His track record, though, suggests injuries will be a factor -- Penny has missed significant time with a torn ACL, a calf injury and a broken fibula during his five-year career -- and it would be a mistake to suggest Sanders' production was all about the system. There's talent in the current running back room led by Penny, Kenneth Gainwell and Scott, but it could use some beefing up.

Former Dallas Cowboys running back Ezekiel Elliott has also expressed interest in joining the Eagles, sources told ESPN. Elliott had a career-low 876 rushing yards in 2022, but he scored 12 touchdowns and remained a top short-yardage back and pass protector.

The Eagles will likely want to see how the draft plays out before adding another veteran to the group. The most realistic way Elliott ends up in Philly is if the Eagles exit draft weekend without a back and Elliott can be had at a bargain later in the offseason.

Texas standout Bijan Robinson stirred excitement among the fan base recently by posting a picture from Philadelphia on Instagram, presumably while on a pre-draft visit. The Eagles have two first-round picks this April -- Nos. 10 and 30 overall -- and would likely have to use the former to nab Robinson, the unanimous All-American and Doak Walker Award winner. That would be out of character with how the Eagles normally build their roster. But there's a school of thought that Philly should go all-in on offense and allow that side of the ball to carry the load in 2023 while the defense retools.

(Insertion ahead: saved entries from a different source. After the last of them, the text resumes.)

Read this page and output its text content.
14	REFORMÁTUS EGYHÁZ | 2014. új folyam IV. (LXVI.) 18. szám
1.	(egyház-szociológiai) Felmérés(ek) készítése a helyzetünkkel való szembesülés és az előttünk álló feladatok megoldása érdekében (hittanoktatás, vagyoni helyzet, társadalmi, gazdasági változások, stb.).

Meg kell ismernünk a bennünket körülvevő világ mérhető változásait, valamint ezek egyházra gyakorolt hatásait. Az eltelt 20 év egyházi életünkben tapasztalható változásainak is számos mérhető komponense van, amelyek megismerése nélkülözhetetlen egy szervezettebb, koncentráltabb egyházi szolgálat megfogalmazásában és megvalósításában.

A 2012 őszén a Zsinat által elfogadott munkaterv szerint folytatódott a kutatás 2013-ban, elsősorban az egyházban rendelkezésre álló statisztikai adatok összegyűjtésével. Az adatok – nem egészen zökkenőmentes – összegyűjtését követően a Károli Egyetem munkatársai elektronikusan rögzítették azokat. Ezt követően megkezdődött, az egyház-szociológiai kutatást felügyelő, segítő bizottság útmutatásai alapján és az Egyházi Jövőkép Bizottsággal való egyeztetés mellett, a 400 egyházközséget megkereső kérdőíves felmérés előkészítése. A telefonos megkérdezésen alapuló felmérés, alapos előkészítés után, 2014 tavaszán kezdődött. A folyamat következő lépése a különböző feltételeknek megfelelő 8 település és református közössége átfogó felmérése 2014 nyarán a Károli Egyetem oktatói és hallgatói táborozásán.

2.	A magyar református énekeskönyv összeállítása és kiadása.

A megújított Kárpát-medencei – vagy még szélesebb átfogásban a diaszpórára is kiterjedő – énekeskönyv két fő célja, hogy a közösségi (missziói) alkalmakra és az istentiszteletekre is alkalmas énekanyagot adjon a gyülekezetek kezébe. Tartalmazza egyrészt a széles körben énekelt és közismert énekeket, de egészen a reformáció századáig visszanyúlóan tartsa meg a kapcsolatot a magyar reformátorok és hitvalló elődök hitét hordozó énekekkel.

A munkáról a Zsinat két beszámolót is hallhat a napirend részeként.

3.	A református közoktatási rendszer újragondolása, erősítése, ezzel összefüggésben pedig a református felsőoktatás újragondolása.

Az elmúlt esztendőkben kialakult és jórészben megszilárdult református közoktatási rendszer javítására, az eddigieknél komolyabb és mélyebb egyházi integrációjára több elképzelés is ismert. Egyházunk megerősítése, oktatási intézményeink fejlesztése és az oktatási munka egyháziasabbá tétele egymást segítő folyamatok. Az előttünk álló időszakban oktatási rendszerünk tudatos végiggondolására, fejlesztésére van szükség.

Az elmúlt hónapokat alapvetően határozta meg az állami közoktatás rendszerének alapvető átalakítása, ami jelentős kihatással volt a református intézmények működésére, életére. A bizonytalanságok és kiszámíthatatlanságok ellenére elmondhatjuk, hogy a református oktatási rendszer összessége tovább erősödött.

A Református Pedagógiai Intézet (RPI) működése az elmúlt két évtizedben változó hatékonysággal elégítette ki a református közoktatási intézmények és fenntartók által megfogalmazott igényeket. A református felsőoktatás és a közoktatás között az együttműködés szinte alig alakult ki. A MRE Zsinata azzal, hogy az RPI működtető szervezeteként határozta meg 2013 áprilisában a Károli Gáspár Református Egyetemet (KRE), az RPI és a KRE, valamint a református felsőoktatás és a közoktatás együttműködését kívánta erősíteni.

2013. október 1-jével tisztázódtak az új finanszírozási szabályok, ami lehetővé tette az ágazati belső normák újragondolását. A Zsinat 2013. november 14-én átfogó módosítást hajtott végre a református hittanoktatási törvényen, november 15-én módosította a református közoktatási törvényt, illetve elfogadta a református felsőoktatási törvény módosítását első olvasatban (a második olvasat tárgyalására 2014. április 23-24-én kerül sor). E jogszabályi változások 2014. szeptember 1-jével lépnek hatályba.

Whether it's a big splash like Robinson or otherwise, it wouldn't be surprising to see Philadelphia address the position again between now and the start of the year.

Can the young talent step up?

The defense lost both starting safeties, both starting linebackers and an impact starting defensive tackle in Hargrave this offseason. While the second wave of free agency and the draft (the Eagles hold six picks overall) can help build up the roster, Philly will have to rely on some young players already on the team to step up.

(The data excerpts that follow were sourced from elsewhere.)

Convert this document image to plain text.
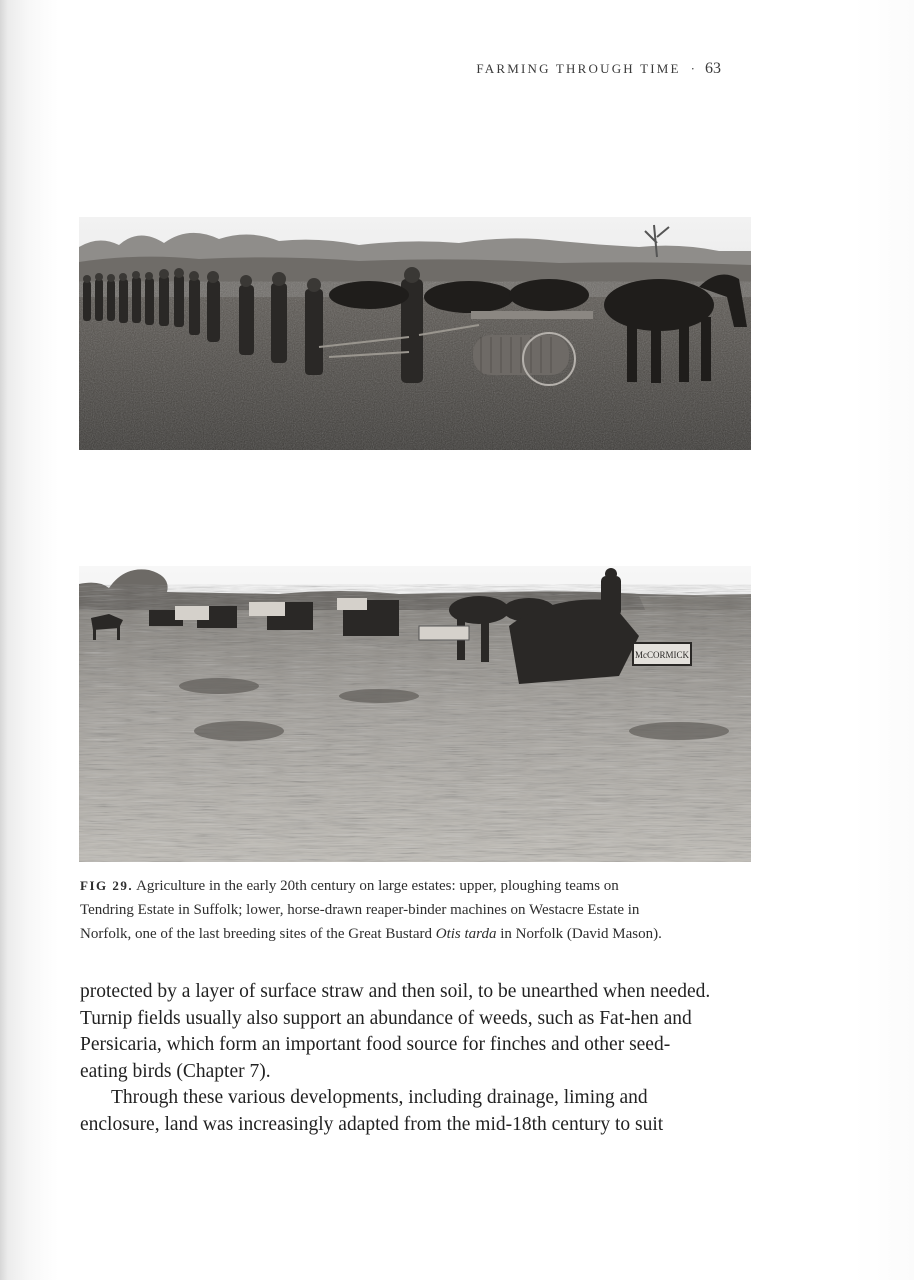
FARMING THROUGH TIME · 63
McCORMICK
FIG 29. Agriculture in the early 20th century on large estates: upper, ploughing teams on
Tendring Estate in Suffolk; lower, horse-drawn reaper-binder machines on Westacre Estate in
Norfolk, one of the last breeding sites of the Great Bustard Otis tarda in Norfolk (David Mason).

protected by a layer of surface straw and then soil, to be unearthed when needed.
Turnip fields usually also support an abundance of weeds, such as Fat-hen and
Persicaria, which form an important food source for finches and other seed-
eating birds (Chapter 7).

Through these various developments, including drainage, liming and
enclosure, land was increasingly adapted from the mid-18th century to suit
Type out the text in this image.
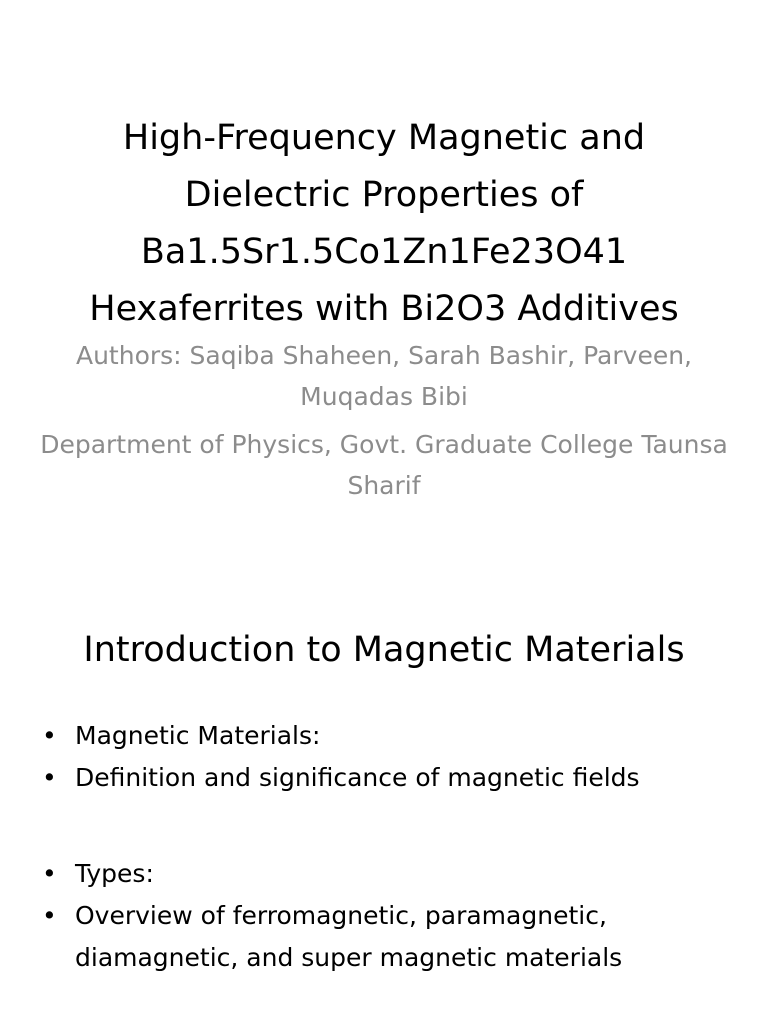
High-Frequency Magnetic and Dielectric Properties of Ba1.5Sr1.5Co1Zn1Fe23O41 Hexaferrites with Bi2O3 Additives

Authors: Saqiba Shaheen, Sarah Bashir, Parveen, Muqadas Bibi

Department of Physics, Govt. Graduate College Taunsa Sharif

Introduction to Magnetic Materials
• Magnetic Materials:
• Definition and significance of magnetic fields
• Types:
• Overview of ferromagnetic, paramagnetic, diamagnetic, and super magnetic materials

Two prime candidates are linebacker Nakobe Dean and defensive tackle Jordan Davis, former teammates on Georgia's powerhouse defense who served as role players during their first season in Philadelphia. Dean played mostly on special teams while Davis started off strong before a high ankle sprain slowed him.

Dean is a favorite to take over one of the starting linebacker spots, and Davis should see an elevated role in the middle of the Eagles' defense with Hargrave now in San Francisco.

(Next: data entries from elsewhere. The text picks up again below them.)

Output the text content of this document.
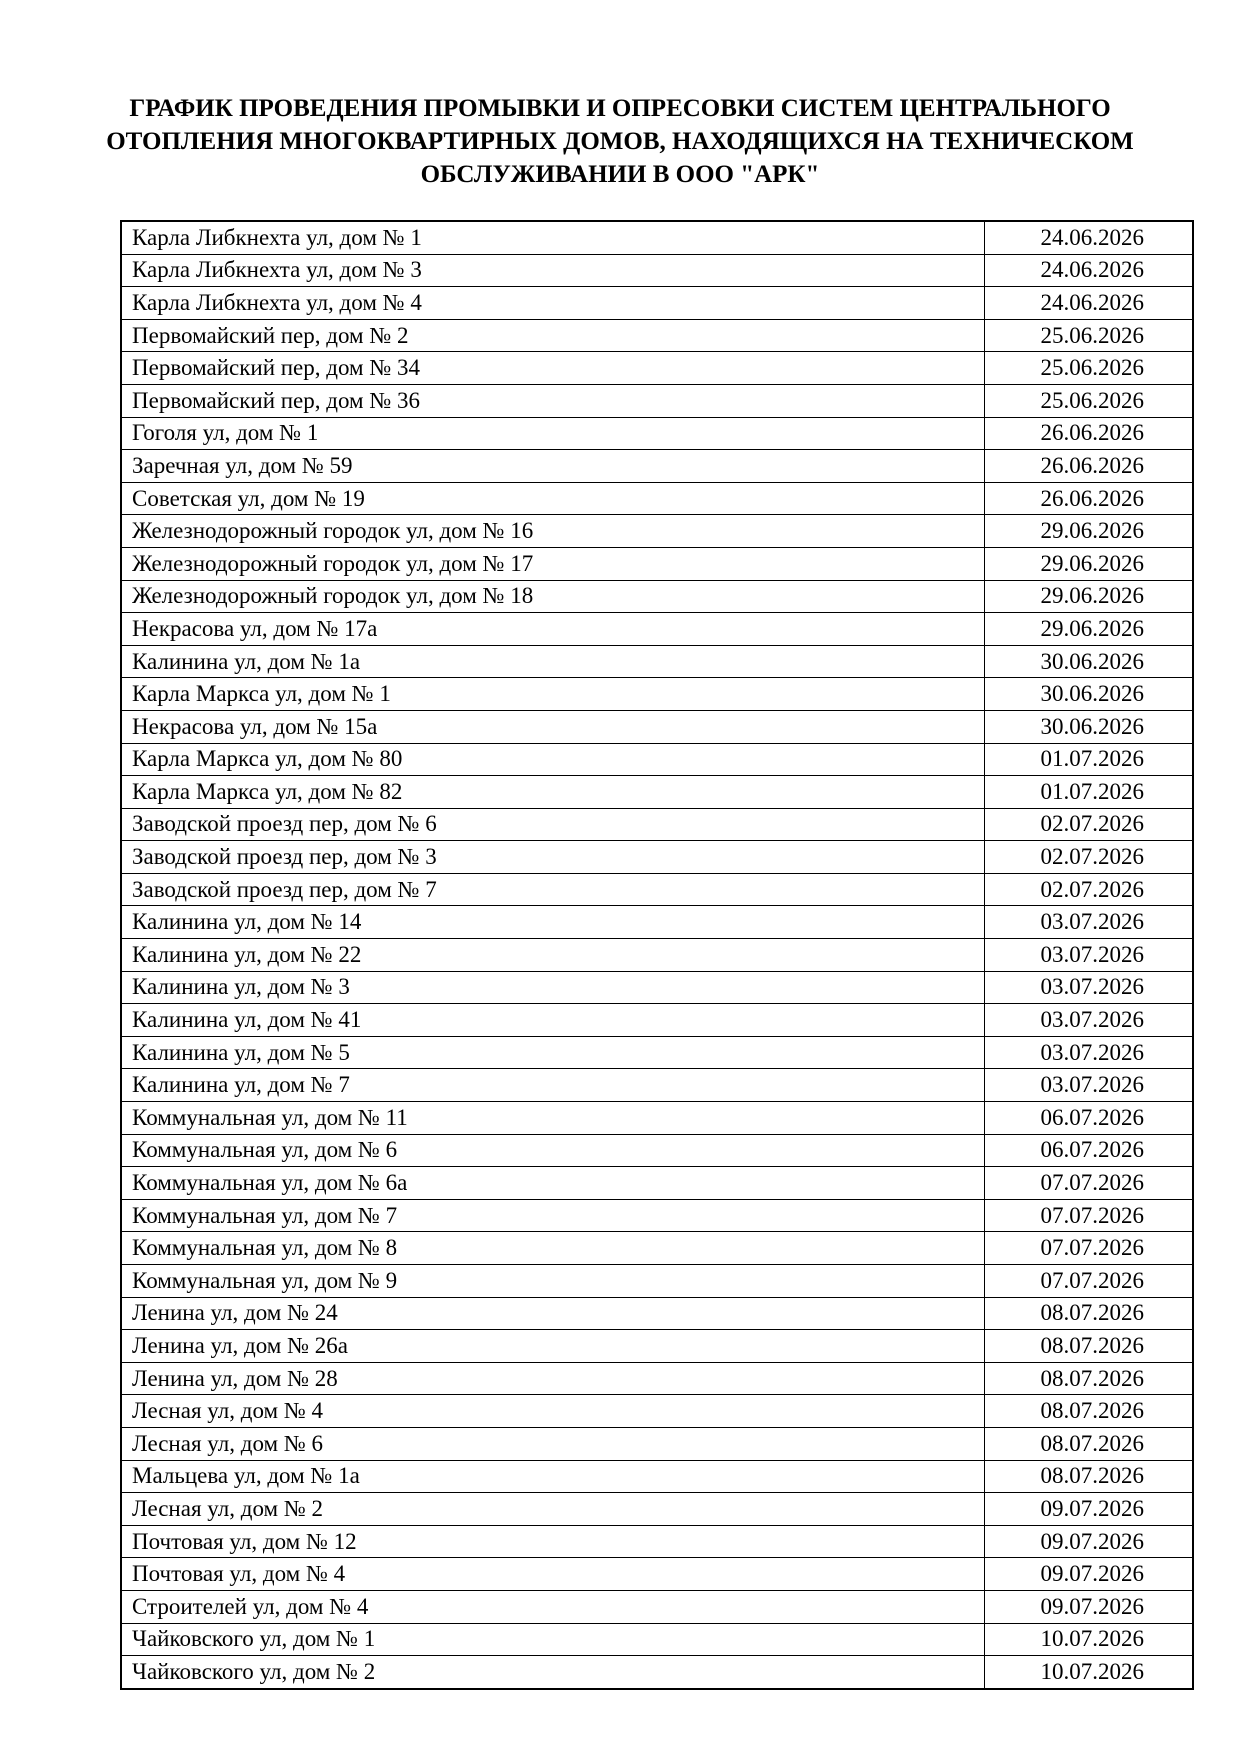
ГРАФИК ПРОВЕДЕНИЯ ПРОМЫВКИ И ОПРЕСОВКИ СИСТЕМ ЦЕНТРАЛЬНОГО
ОТОПЛЕНИЯ МНОГОКВАРТИРНЫХ ДОМОВ, НАХОДЯЩИХСЯ НА ТЕХНИЧЕСКОМ
ОБСЛУЖИВАНИИ В ООО "АРК"
Карла Либкнехта ул, дом № 1	24.06.2026
Карла Либкнехта ул, дом № 3	24.06.2026
Карла Либкнехта ул, дом № 4	24.06.2026
Первомайский пер, дом № 2	25.06.2026
Первомайский пер, дом № 34	25.06.2026
Первомайский пер, дом № 36	25.06.2026
Гоголя ул, дом № 1	26.06.2026
Заречная ул, дом № 59	26.06.2026
Советская ул, дом № 19	26.06.2026
Железнодорожный городок ул, дом № 16	29.06.2026
Железнодорожный городок ул, дом № 17	29.06.2026
Железнодорожный городок ул, дом № 18	29.06.2026
Некрасова ул, дом № 17а	29.06.2026
Калинина ул, дом № 1а	30.06.2026
Карла Маркса ул, дом № 1	30.06.2026
Некрасова ул, дом № 15а	30.06.2026
Карла Маркса ул, дом № 80	01.07.2026
Карла Маркса ул, дом № 82	01.07.2026
Заводской проезд пер, дом № 6	02.07.2026
Заводской проезд пер, дом № 3	02.07.2026
Заводской проезд пер, дом № 7	02.07.2026
Калинина ул, дом № 14	03.07.2026
Калинина ул, дом № 22	03.07.2026
Калинина ул, дом № 3	03.07.2026
Калинина ул, дом № 41	03.07.2026
Калинина ул, дом № 5	03.07.2026
Калинина ул, дом № 7	03.07.2026
Коммунальная ул, дом № 11	06.07.2026
Коммунальная ул, дом № 6	06.07.2026
Коммунальная ул, дом № 6а	07.07.2026
Коммунальная ул, дом № 7	07.07.2026
Коммунальная ул, дом № 8	07.07.2026
Коммунальная ул, дом № 9	07.07.2026
Ленина ул, дом № 24	08.07.2026
Ленина ул, дом № 26а	08.07.2026
Ленина ул, дом № 28	08.07.2026
Лесная ул, дом № 4	08.07.2026
Лесная ул, дом № 6	08.07.2026
Мальцева ул, дом № 1а	08.07.2026
Лесная ул, дом № 2	09.07.2026
Почтовая ул, дом № 12	09.07.2026
Почтовая ул, дом № 4	09.07.2026
Строителей ул, дом № 4	09.07.2026
Чайковского ул, дом № 1	10.07.2026
Чайковского ул, дом № 2	10.07.2026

Meanwhile, 2022 second-round pick Cam Jurgens is the front-runner to replace Seumalo at right guard.

"Those guys are ready to play. They're ready to contribute," Roseman said. "We knew when we were drafting them last year, we were drafting them because they were the best players, not necessarily because they were guys ready to fill spots at a position of need. We look at our team this year knowing those guys can take a step forward and be part of it."